I was criticized on one forum for being naive when I test my plastics in my pond and wasn't believed - even with photos - that once proven good in the pond, they would certainly work good in the lakes I fish. It's as if they were saying the pond fish were programmed to bite anything whereas lake fish are more selective. (I don't post there anymore due to a certain closed minded mentality).
Edited by SPOONMINNOW 11/14/2017 8:02 AM
Location: Gallatin, Tennessee
|Well SPOON, back when I competed I did have at least 10 rods on the deck most days and I did have a spinner bait, Crankbait, Top water of some type, and then 2 Jig rods, and then 5 Soft plastic rods with assorted baits on them. Over the years and as I got older I began to not have as many rods on the deck so for the most part the chase bait rods like Crankers and Blade baits and later on except up certain times top water rods. They were in the rod locker if I need them. I don't and never had a pond to test my baits in but I did have the neighbors swimming pool when I began making a new bait to cast it in the pool to see the action the bait had with current because he had his pool pumps on most of the time which gave me the current I needed. In the clear water I got a very good idea how that bait would look in a lake or river. It was an inground pool that went from 2 feet to 12 feet so I got to test the baits in different water colums also. |
I have ran into those same type of people that like to criticize thing I talk about when it comes to my fishing techniques and baits I make and prefer to use but back when I was winning money and bringing big bags of fish to the scales they still would not admit that it was my baits and I didn't argue with them. I think after a while I think that they allowed their vanity or pride get in the way of them ordering baits from me. Some of them came around after I quit fishing tournaments and did finally get some of my baits and several of them still come by and get baits these days.

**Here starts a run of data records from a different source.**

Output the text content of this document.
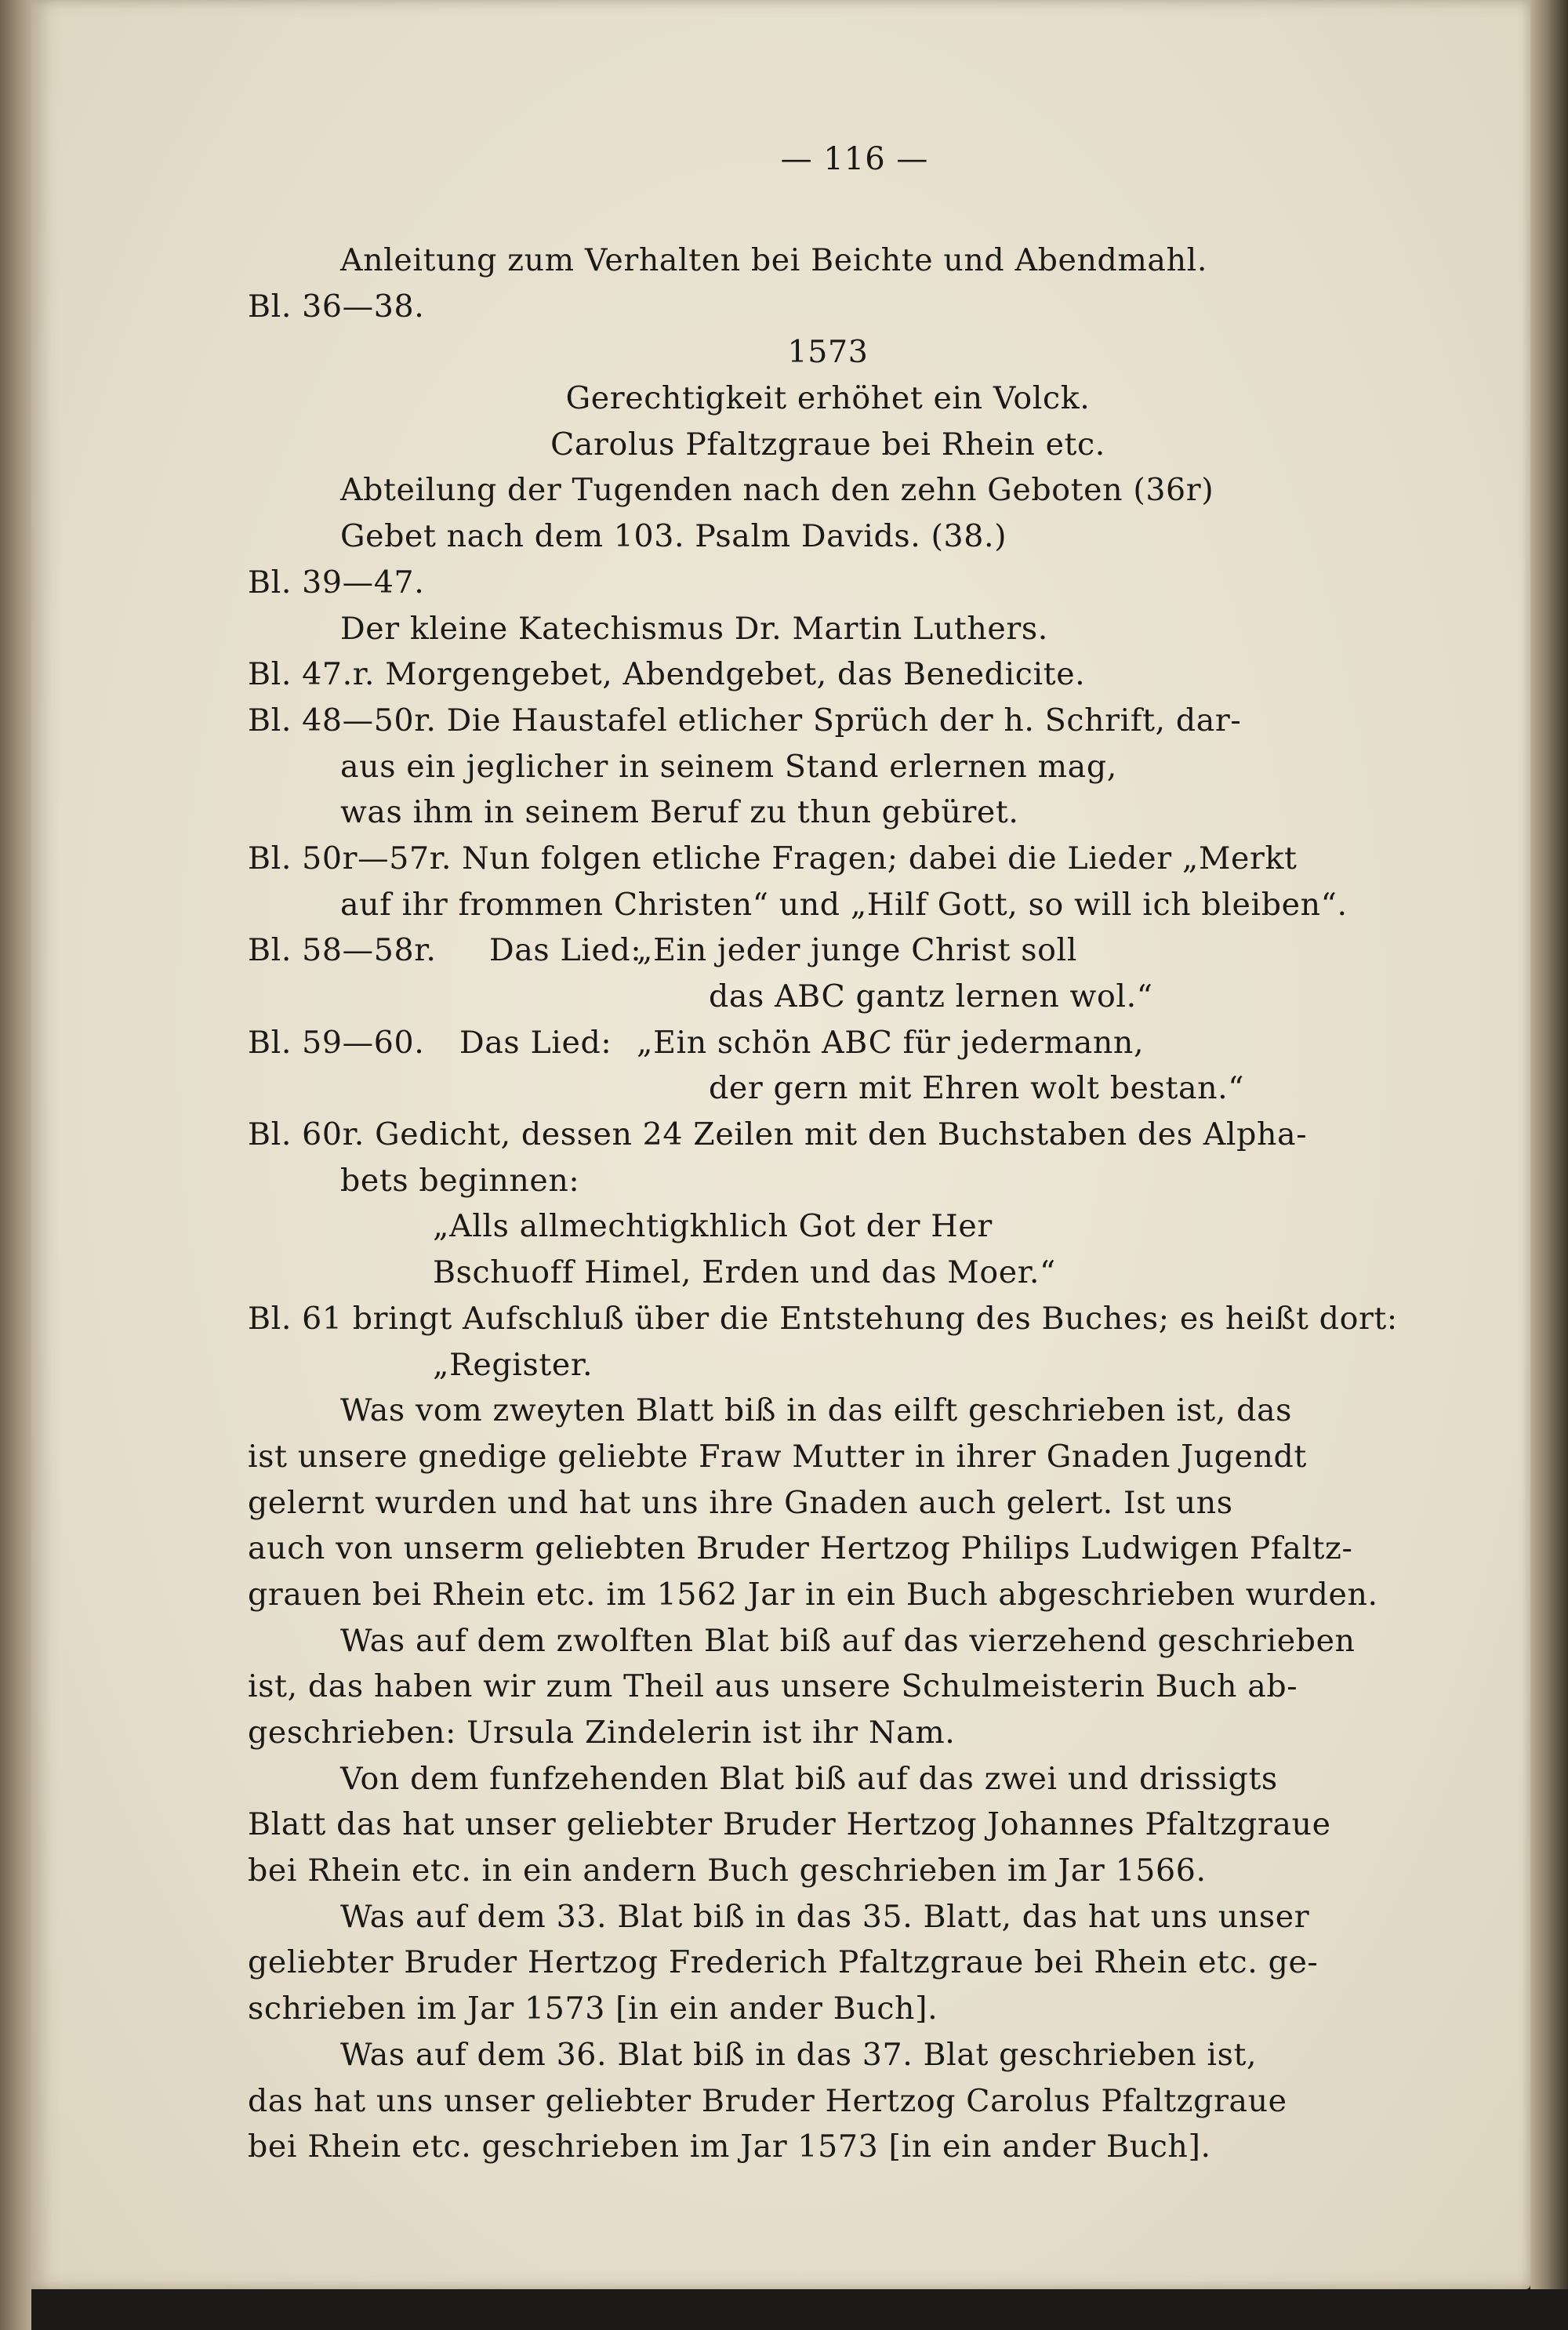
— 116 —
Anleitung zum Verhalten bei Beichte und Abendmahl.
Bl. 36—38.
1573
Gerechtigkeit erhöhet ein Volck.
Carolus Pfaltzgraue bei Rhein etc.
Abteilung der Tugenden nach den zehn Geboten (36r)
Gebet nach dem 103. Psalm Davids. (38.)
Bl. 39—47.
Der kleine Katechismus Dr. Martin Luthers.
Bl. 47.r. Morgengebet, Abendgebet, das Benedicite.
Bl. 48—50r. Die Haustafel etlicher Sprüch der h. Schrift, dar-
aus ein jeglicher in seinem Stand erlernen mag,
was ihm in seinem Beruf zu thun gebüret.
Bl. 50r—57r. Nun folgen etliche Fragen; dabei die Lieder „Merkt
auf ihr frommen Christen“ und „Hilf Gott, so will ich bleiben“.
Bl. 58—58r. Das Lied:„Ein jeder junge Christ soll
das ABC gantz lernen wol.“
Bl. 59—60. Das Lied: „Ein schön ABC für jedermann,
der gern mit Ehren wolt bestan.“
Bl. 60r. Gedicht, dessen 24 Zeilen mit den Buchstaben des Alpha-
bets beginnen:
„Alls allmechtigkhlich Got der Her
Bschuoff Himel, Erden und das Moer.“
Bl. 61 bringt Aufschluß über die Entstehung des Buches; es heißt dort:
„Register.
Was vom zweyten Blatt biß in das eilft geschrieben ist, das
ist unsere gnedige geliebte Fraw Mutter in ihrer Gnaden Jugendt
gelernt wurden und hat uns ihre Gnaden auch gelert. Ist uns
auch von unserm geliebten Bruder Hertzog Philips Ludwigen Pfaltz-
grauen bei Rhein etc. im 1562 Jar in ein Buch abgeschrieben wurden.
Was auf dem zwolften Blat biß auf das vierzehend geschrieben
ist, das haben wir zum Theil aus unsere Schulmeisterin Buch ab-
geschrieben: Ursula Zindelerin ist ihr Nam.
Von dem funfzehenden Blat biß auf das zwei und drissigts
Blatt das hat unser geliebter Bruder Hertzog Johannes Pfaltzgraue
bei Rhein etc. in ein andern Buch geschrieben im Jar 1566.
Was auf dem 33. Blat biß in das 35. Blatt, das hat uns unser
geliebter Bruder Hertzog Frederich Pfaltzgraue bei Rhein etc. ge-
schrieben im Jar 1573 [in ein ander Buch].
Was auf dem 36. Blat biß in das 37. Blat geschrieben ist,
das hat uns unser geliebter Bruder Hertzog Carolus Pfaltzgraue
bei Rhein etc. geschrieben im Jar 1573 [in ein ander Buch].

Now with all I have said, Yea, I do have faith in my baits to catch fish but if you fish my baits like you fish injected store bought baits you will probably catch the same amount of store bought bait fish you always have. If you are interested in seeing pictures of my baits you can email me at email@example.com
|Why not post pictures of them here? |
As you can see, unnatural colors and shapes proved themselves and that will never change.
Some are hand poured, some made with the parts of two different baits.

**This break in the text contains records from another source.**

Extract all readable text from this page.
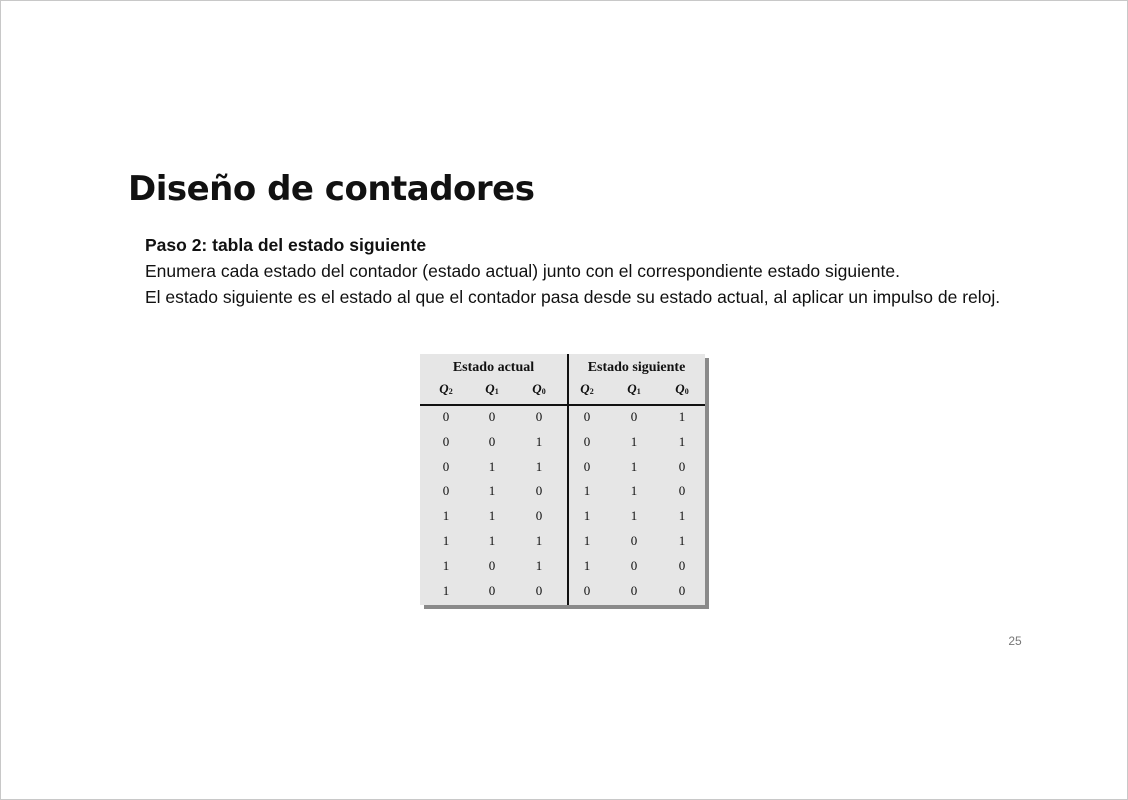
Diseño de contadores

Paso 2: tabla del estado siguiente

Enumera cada estado del contador (estado actual) junto con el correspondiente estado siguiente.

El estado siguiente es el estado al que el contador pasa desde su estado actual, al aplicar un impulso de reloj.

Estado actual	Estado siguiente
$Q_2$	$Q_1$	$Q_0$	$Q_2$	$Q_1$	$Q_0$
0	0	0	0	0	1
0	0	1	0	1	1
0	1	1	0	1	0
0	1	0	1	1	0
1	1	0	1	1	1
1	1	1	1	0	1
1	0	1	1	0	0
1	0	0	0	0	0
25
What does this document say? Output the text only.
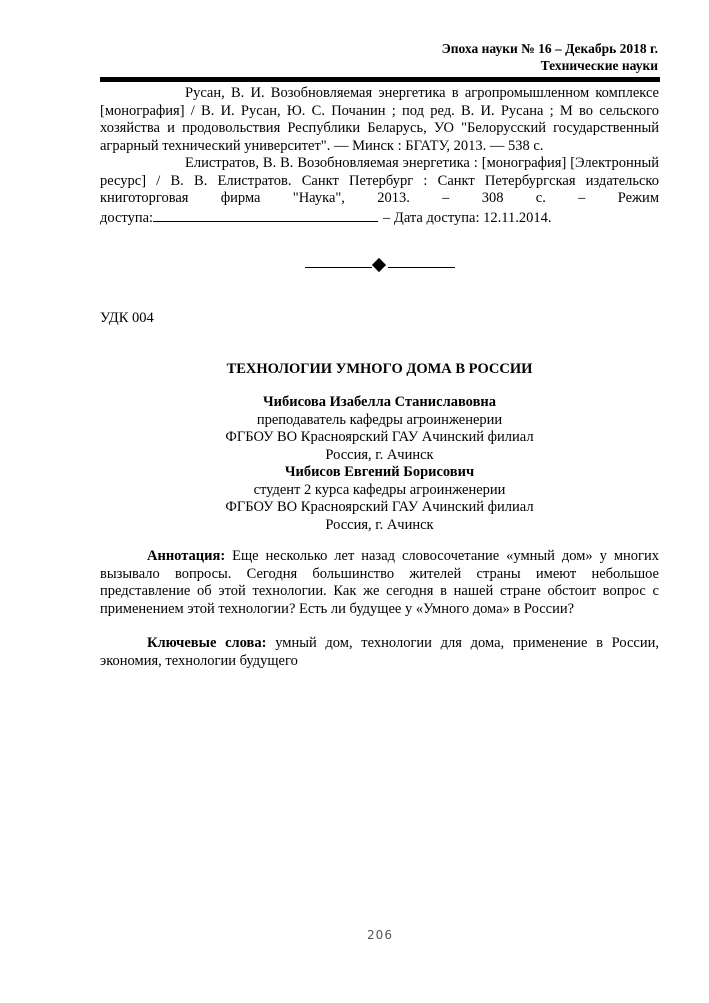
Эпоха науки № 16 – Декабрь 2018 г.
Технические науки

Русан, В. И. Возобновляемая энергетика в агропромышленном комплексе [монография] / В. И. Русан, Ю. С. Почанин ; под ред. В. И. Русана ; М во сельского хозяйства и продовольствия Республики Беларусь, УО "Белорусский государственный аграрный технический университет". — Минск : БГАТУ, 2013. — 538 с.

Елистратов, В. В. Возобновляемая энергетика : [монография] [Электронный ресурс] / В. В. Елистратов. Санкт Петербург : Санкт Петербургская издательско книготорговая фирма "Наука", 2013. – 308 с. – Режим

доступа:	– Дата доступа: 12.11.2014.
УДК 004
ТЕХНОЛОГИИ УМНОГО ДОМА В РОССИИ
Чибисова Изабелла Станиславовна
преподаватель кафедры агроинженерии
ФГБОУ ВО Красноярский ГАУ Ачинский филиал
Россия, г. Ачинск
Чибисов Евгений Борисович
студент 2 курса кафедры агроинженерии
ФГБОУ ВО Красноярский ГАУ Ачинский филиал
Россия, г. Ачинск

Аннотация: Еще несколько лет назад словосочетание «умный дом» у многих вызывало вопросы. Сегодня большинство жителей страны имеют небольшое представление об этой технологии. Как же сегодня в нашей стране обстоит вопрос с применением этой технологии? Есть ли будущее у «Умного дома» в России?

Ключевые слова: умный дом, технологии для дома, применение в России, экономия, технологии будущего

206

Edited by SPOONMINNOW 11/14/2017 2:35 PM
|I have used softbaitmaker (Doug)s baits for a few years and they flat catch fish. My favorite is the paddle tail shad grubs (small swimbaits)|
|I have also been catching nice smallmouth lately on creature baits in muddy water and am getting Doug to make me some of his beaver style baits and craws so my catch rate is about to go up! I'm guessing that 12-20 ft in stained water it's all about the action|
|"I'm guessing that 12-20 ft in stained water it's all about the action" |
Even in stained water that's clear down a few feet, lure action IMO is 90 % of the appeal, the rest being rod tip action.